Mais le mois suivant, les présidents russe et turc ont évité une offensive en acceptant de créer une « zone tampon démilitarisée » le long de la ligne de front. Les révoltés du courant dominant ont été tenus de retirer leurs armes lourdes de la zone et les djihadistes ont été invités à se retirer complètement.
Les troupes turques ont été déployées pour surveiller l’accord, mais celui-ci n’a jamais été pleinement mis en œuvre. Les révoltés syriens auraient retiré des armes lourdes, mais les djihadistes sont restés.
Depuis la prise de contrôle de HTS, les hostilités se sont intensifiées.
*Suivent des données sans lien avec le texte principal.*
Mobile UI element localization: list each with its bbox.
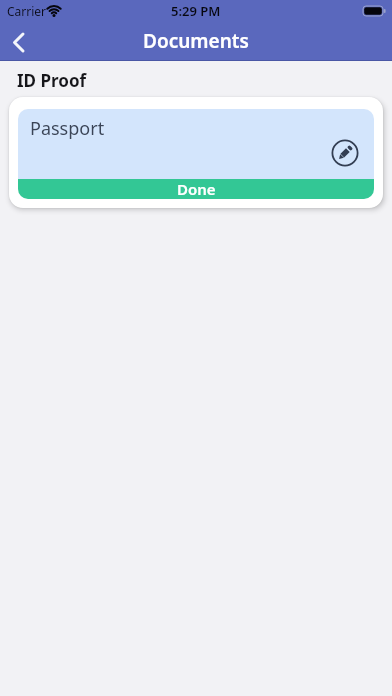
button[interactable] [6, 30, 30, 54]
staticText: Passport [30, 116, 105, 141]
staticText: Documents [143, 28, 249, 54]
button[interactable]: Done [18, 179, 374, 199]
button[interactable] [331, 139, 359, 167]
staticText: Carrier [7, 3, 47, 19]
staticText: Done [177, 179, 216, 199]
staticText: 5:29 PM [171, 2, 221, 20]
staticText: ID Proof [17, 69, 87, 92]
Les frappes aériennes du régime et des Russes ont pilonné l’enclave de l’opposition, tandis que les djihadistes ont bombardé les zones contrôlées par le régime.
Une cinquantaine d’établissements de santé et d’écoles auraient également été attaqués par les raides aériennes Russes et celles du régime depuis le 30 avril.
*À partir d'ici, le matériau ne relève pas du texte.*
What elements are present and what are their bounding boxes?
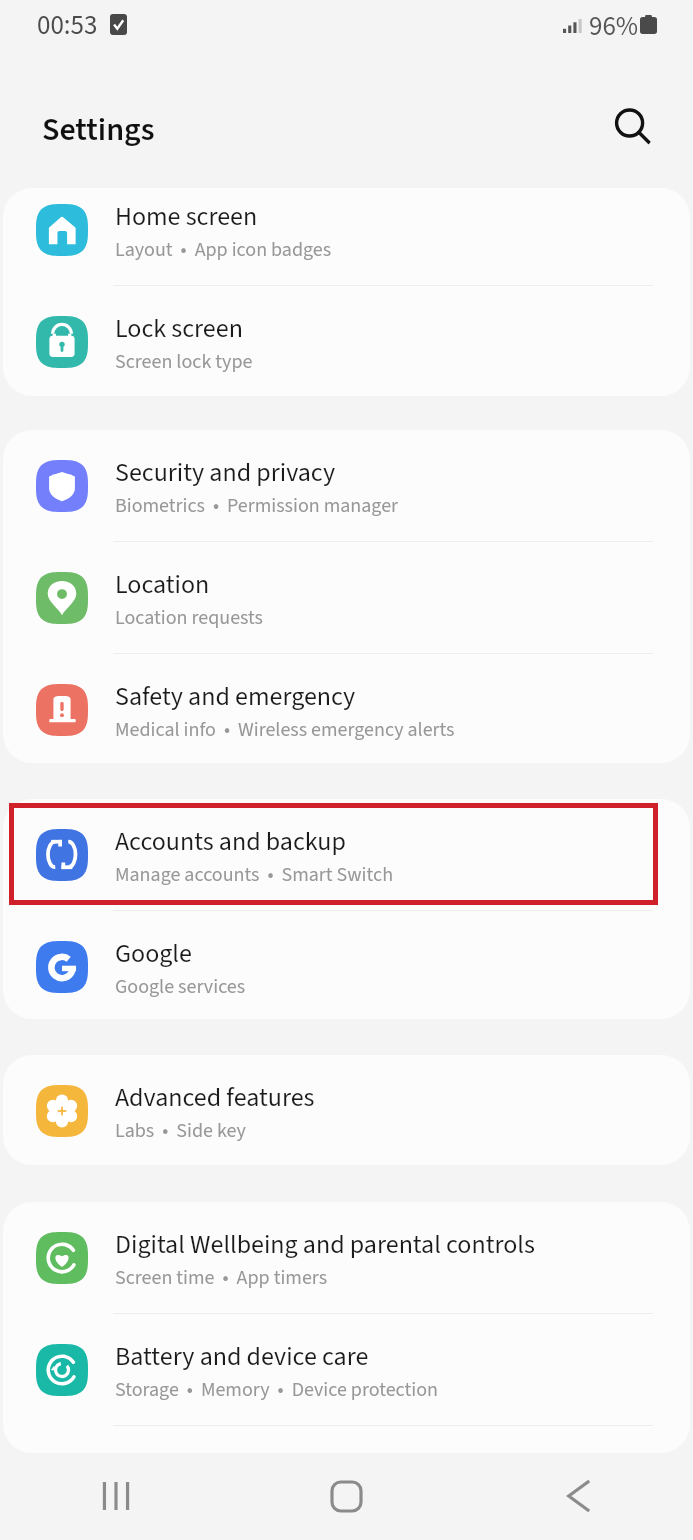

Le groupe de surveillance basé au Royaume-Uni, Observatoire syrien des droits de l’homme, a déclaré qu’au moins 615 civils et 483 combattants rebelles et djihadistes avaient été tués lors d’attaques perpétrées par le régime et ses alliés.
Au cours de la même période, les attaques de l’opposition ont tué 50 civils et 437 soldats et miliciens progouvernementaux, selon le SOHR.
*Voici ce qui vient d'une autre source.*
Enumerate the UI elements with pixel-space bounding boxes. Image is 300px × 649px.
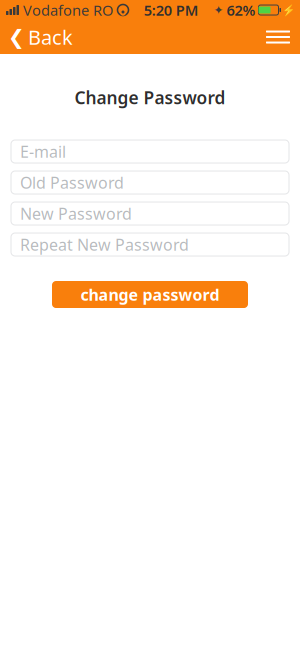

Plus de 1 000 de ces décès, dont un tiers de civils, ont été signalés depuis le 30 avril, date à laquelle les forces du régime ont commencé à avancer depuis le sud.
Des factions rebelles soutenues par la Turquie se battent aux côtés des djihadistes.
Le régime a prétendu qu’il réagissait aux violations de l’accord sur la trêve et qu’il « n’épargnera aucun effort pour sauver ses citoyens de la domination d’organisations terroristes à Idlib ».
Abu Mohammad al-Jawlani, leader du HTS, a déclaré que son groupe « continuera à se battre jusqu’au dernier souffle pour chaque pouce de territoire contrôlé ».
Que pourrait-il arriver aux civils à Idlib ?
Le secrétaire général de l’ONU, Antonio Guterres, a souligné en septembre qu’il était « absolument essentiel d’éviter une bataille à grande échelle à Idlib », avertissant qu’un tel scénario déclencherait « un cauchemar humanitaire sans précédent » en Syrie.
De nombreuses personnes déplacées connaissent déjà des conditions désastreuses dans des sites surpeuplés, où les services de base sont à bout de ressources.
Les deux tiers des 270 000 personnes déplacées par les derniers combats vivraient dans des champs ou se réfugieraient sous des arbres.
Plus de 200 000 personnes ont été déplacées par les récents combats.
L’ONU et ses partenaires humanitaires ont déjà été forcés de suspendre leurs opérations dans les zones d’hostilités actives et ont affirmé qu’une incursion du régime à part entière « surchargerait toute capacité de réaction ».
Pour aggraver les choses, les millions d’habitants d’Idlib n’ont apparemment nulle part où aller.
La frontière turque est fermée, la région d’Afrin est déjà peuplée de personnes déplacées et de nombreux partisans de l’opposition craignent l’emprisonnement s’ils se rendent sur le territoire contrôlé par le régime et ses alliés.
Le Coordonnateur des secours d’urgence des Nations Unies, Mark Lowcock, a déclaré qu’une incapacité à mettre fin à la violence et à trouver une solution à long terme pourrait entraîner « la perte d’un nombre considérable de personnes, voire de centaines de milliers, voire davantage ».
Peut-on prévenir une attaque sur Idlib ?
Cela semble dépendre de la Turquie et de la Russie.
La Turquie, qui abrite déjà trois millions de réfugiés syriens et craint une nouvelle vague de personnes se dirigeant vers sa frontière, a accusé le régime syrien de violer la trêve et a déclaré à la Russie que son allié « devait être contrôlé ».
Les troupes turques sont déployées le long de la ligne de front en tant qu’observateurs
Mais la Russie a déclaré qu’il incombait à la « partie turque » de mettre un terme aux attaques des djihadistes contre les civils et aux positions militaires russes.
Le président russe Vladimir Poutine a refusé d’exclure un assaut à grande échelle contre Idlib, mais il a également noté que « nous et nos amis syriens estimons que cela n’est pas conseillé » en raison de la situation humanitaire.